While we’ve been staying in California, my mom and I spend every afternoon walking around my aunt and uncle’s retirement development. It’s a sprawling development, set up against some steep and rocky hills that are so dry and barren there aren’t any trees on them. It’s a stark contrast to where the properties begin, since the whole development is nicely watered, sprawling golf course included. From the topmost part of the course, you can see the low, wide valley covered in lights and houses, and the bare hills, and far off in the distance some incredibly high, snowy mountains. It’s been cold and rainy during our stay, so the mountains are often cut off by clouds, but that late in the day, light that misses us often cuts through and hits those mountains and hills and slices them up with orange.
My mom describes herself as ‘more analytical’, so it makes sense that when I see her read, she’s always poring through scientific papers for her work. I’m not sure I’ve ever seen her read a book for pleasure. But during one of these walks, when we were up high and enjoying the view of the mountains and valley, she told me about a book she read in high school, ‘Tess’ by Thomas Hardy, and how she liked it so much she read it twice. She said that she went up the mountain right by their village to see if she could imagine what it was like in the book, but that the scene she saw in Korea wasn’t anywhere near as beautiful as she imagined it in her head. Then when she watched the movie version of ‘Tess’ (it took me awhile to figure out that she was talking about ‘Tess of the d’Urbervilles’), she wanted to stop watching because it messed with the version she’d imagined in her head. She said that the scene we saw in Hemet, of an impossibly wide valley, far away mountains, huge sky above, was more like what she imagined.

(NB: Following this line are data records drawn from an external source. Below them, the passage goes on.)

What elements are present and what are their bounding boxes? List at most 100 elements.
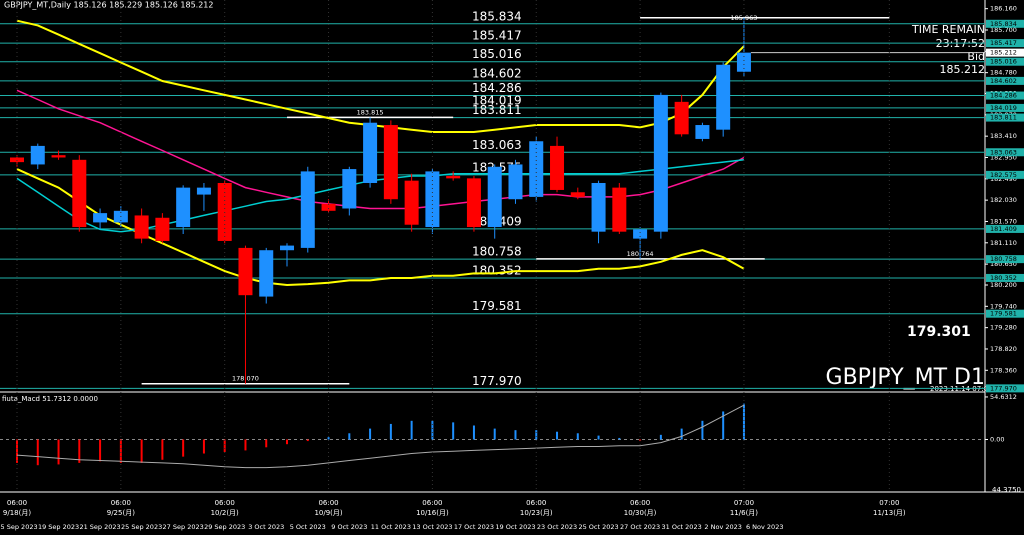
x-time-label: 06:00 (215, 499, 235, 507)
level-label: 184.602 (472, 66, 522, 80)
macd-bottom-label: 44.3750 (992, 486, 1021, 494)
x-time-label: 06:00 (318, 499, 338, 507)
x-date-label: 9/18(月) (3, 509, 31, 517)
y-tick-label: 178.360 (990, 366, 1017, 374)
candle-body (51, 155, 66, 158)
level-axis-box (986, 384, 1024, 393)
candle-body (446, 176, 461, 179)
projection-label: 179.301 (907, 324, 971, 340)
y-tick-label: 182.030 (990, 196, 1017, 204)
candle-body (550, 145, 565, 190)
candle-body (238, 247, 253, 296)
level-label: 183.063 (472, 138, 522, 152)
level-axis-box (986, 19, 1024, 28)
level-axis-label: 184.286 (990, 92, 1017, 100)
x-day-label: 23 Oct 2023 (537, 523, 577, 531)
indicator-line (16, 168, 745, 287)
level-label: 184.019 (472, 93, 522, 107)
level-axis-box (986, 170, 1024, 179)
candle-body (508, 164, 523, 200)
x-day-label: 21 Sep 2023 (79, 523, 120, 531)
y-tick-label: 180.200 (990, 281, 1017, 289)
candle-body (487, 166, 502, 228)
candle-body (633, 229, 648, 239)
level-axis-box (986, 148, 1024, 157)
x-time-label: 06:00 (111, 499, 131, 507)
x-date-label: 10/9(月) (314, 509, 342, 517)
y-tick-label: 183.410 (990, 132, 1017, 140)
candle-body (134, 215, 149, 239)
x-day-label: 5 Oct 2023 (290, 523, 326, 531)
x-day-label: 25 Oct 2023 (578, 523, 618, 531)
level-label: 183.811 (472, 103, 522, 117)
candle-body (404, 180, 419, 225)
candle-body (716, 64, 731, 130)
candle-body (591, 182, 606, 232)
candle-body (383, 125, 398, 200)
level-axis-label: 185.016 (990, 58, 1017, 66)
candle-body (30, 145, 45, 165)
bid-axis-label: 185.212 (990, 49, 1017, 57)
y-tick-label: 186.160 (990, 5, 1017, 13)
chart-title: GBPJPY_MT,Daily 185.126 185.229 185.126 … (4, 1, 213, 10)
level-axis-label: 185.834 (990, 20, 1017, 28)
level-axis-box (986, 103, 1024, 112)
x-time-label: 07:00 (734, 499, 754, 507)
y-tick-label: 184.780 (990, 69, 1017, 77)
symbol-label: GBPJPY_MT D1 (826, 365, 985, 390)
candle-body (570, 192, 585, 197)
candle-body (176, 187, 191, 228)
level-label: 185.417 (472, 29, 522, 43)
bid-axis-box (986, 48, 1024, 57)
level-label: 177.970 (472, 374, 522, 388)
level-label: 179.581 (472, 299, 522, 313)
level-axis-label: 184.019 (990, 104, 1017, 112)
x-date-label: 11/6(月) (730, 509, 758, 517)
level-axis-label: 185.417 (990, 39, 1017, 47)
candle-body (196, 187, 211, 195)
x-day-label: 17 Oct 2023 (454, 523, 494, 531)
y-tick-label: 178.820 (990, 345, 1017, 353)
x-day-label: 19 Sep 2023 (38, 523, 79, 531)
candle-body (300, 171, 315, 248)
level-axis-label: 184.602 (990, 77, 1017, 85)
x-day-label: 2 Nov 2023 (704, 523, 742, 531)
candle-body (466, 178, 481, 228)
level-axis-label: 180.352 (990, 274, 1017, 282)
extreme-label: 183.815 (357, 108, 384, 116)
bid-value: 185.212 (940, 63, 986, 76)
x-date-label: 9/25(月) (107, 509, 135, 517)
level-axis-box (986, 255, 1024, 264)
x-day-label: 27 Oct 2023 (620, 523, 660, 531)
candle-body (280, 245, 295, 251)
level-axis-label: 182.575 (990, 171, 1017, 179)
level-axis-label: 177.970 (990, 384, 1017, 392)
x-day-label: 27 Sep 2023 (163, 523, 204, 531)
level-label: 185.834 (472, 9, 522, 23)
x-time-label: 06:00 (526, 499, 546, 507)
y-tick-label: 182.950 (990, 153, 1017, 161)
candle-body (93, 213, 108, 223)
macd-tick-label: 0.00 (990, 436, 1004, 444)
candle-body (342, 169, 357, 209)
candle-body (363, 122, 378, 183)
level-axis-box (986, 309, 1024, 318)
future-time: 2023.11.14 07:00 (930, 385, 992, 393)
level-axis-label: 181.409 (990, 225, 1017, 233)
level-axis-label: 183.063 (990, 148, 1017, 156)
x-date-label: 10/2(月) (211, 509, 239, 517)
x-day-label: 11 Oct 2023 (371, 523, 411, 531)
x-day-label: 19 Oct 2023 (495, 523, 535, 531)
level-axis-box (986, 224, 1024, 233)
x-day-label: 25 Sep 2023 (121, 523, 162, 531)
y-tick-label: 179.740 (990, 302, 1017, 310)
candle-body (217, 182, 232, 241)
level-axis-box (986, 57, 1024, 66)
y-tick-label: 181.570 (990, 217, 1017, 225)
bid-label: Bid (967, 50, 985, 63)
macd-tick-label: 54.6312 (990, 393, 1017, 401)
candle-body (612, 187, 627, 232)
candle-body (653, 94, 668, 232)
x-date-label: 10/23(月) (520, 509, 553, 517)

And what was nicest about all this was that I’ve read and loved books my whole life, and spend a lot of time dreaming around, imagining scenes in books. I’d never thought of my mom as the sort of person to read a book twice, to climb a mountain to imagine what it might be like in the book, and then there she was.
I love this story about your mom. I am also surprised that she loved a book that much. But then on second thought, I am not. My father was just like this — but one day, he read Les Miserables, and couldn’t put it down. I think he ended up reading it a couple more times.